Well, what the courts are trying to do is have 60-year-old Noseworthy declared a long-term offender.
What that means is that once he serves whatever jail time he gets for his latest example of reckless behaviour, he would be supervised in the community.
According to federal legislation:
“The National Parole Board (NPB), under the authority of the Corrections and Conditional Release Act, will impose a tailored set of conditions on an offender after the expiration of his/her prison sentence. These conditions will include keeping the peace and prohibiting the possession of firearms. Special conditions, such as abstaining from intoxicants and participating in counselling, may also be imposed by the NPB during the supervision period.”
But even if that designation is applied to Noseworthy, is that enough? He’s already been convicted and jailed multiple times and prohibited from driving, and yet he always manages to get a driver’s licence and keys to a car.
He has demonstrated, consistently, by his behaviour, that having him in the community puts the community at risk. He should not be given the opportunity to kill or maim someone else.
In other jurisdictions
The United States has the criminal charge of vehicular homicide when someone has been killed by the misuse or careless use of a vehicle. Jail time gets stepped up if there are aggravating factors, such as the driver being grossly negligent, impaired by drugs or alcohol or having a history of similar offences.
Some Canadians want the charge of vehicular homicide added to our Criminal Code, and perhaps its time has come.

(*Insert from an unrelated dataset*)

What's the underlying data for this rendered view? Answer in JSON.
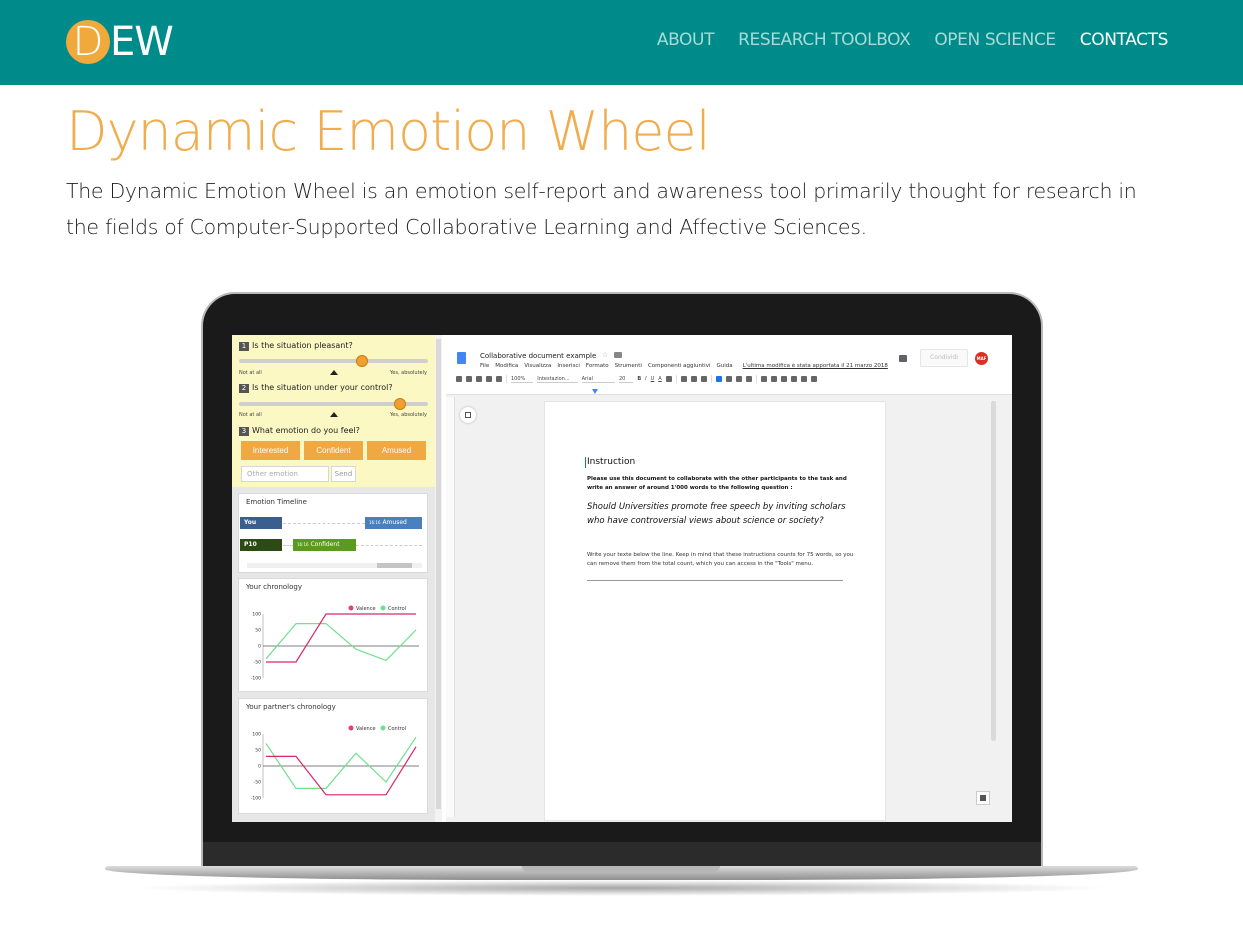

Another tool that American justice uses to try to prevent drunk drivers from repeating themselves is the court-ordered alcohol monitoring bracelet — like the one currently being sported by actress Lindsay Lohan.
The clunky anklet is worn by people serving conditional sentences at home and monitors their sweat for alcohol content. It also sends regular electronic reports to the authorities about the person’s location.
That sounds more effective than federal supervision of the person in the community, but the technology is expensive.
Both are measures that might eventually come into play in Canada, but where Noseworthy is concerned, time is of the essence. Before long he’ll be back on the street again.
Clear and present danger
Perhaps the public would be better served by having Noseworthy declared a dangerous offender, which means he’d be kept in jail — not released to the community for supervision.
In Canada, the term is usually applied to “the most dangerous violent and sexual predators in the country.”
I’d argue that chronic drunk drivers who repeatedly engage in reckless behaviour and put others at risk are dangerous and violent.
The Criminal Code says a person can be designated a dangerous offender if, among other things:
“the offence for which the offender has been convicted is a serious personal injury offence … and the offender constitutes a threat to the life, safety or physical or mental well-being of other persons … (and displays) a pattern of repetitive behaviour … (shows) a failure to restrain his or her behaviour and a likelihood of causing death or injury to other persons, or inflicting severe psychological damage on other persons, through failure in the future to restrain his or her behaviour. …”
I’m no legal expert, but that sure sounds like Noseworthy.
Repeatedly drinking and driving, and causing injury, trauma and death to unsuspecting members of the public? Check.
Ignoring court-ordered bans and prohibitions? Check.
Failing to restrain his destructive behaviour? Check.
No signs of repentance or willingness to be rehabilitated? Check.
He’s had plenty of chances. He needs to be kept off the street.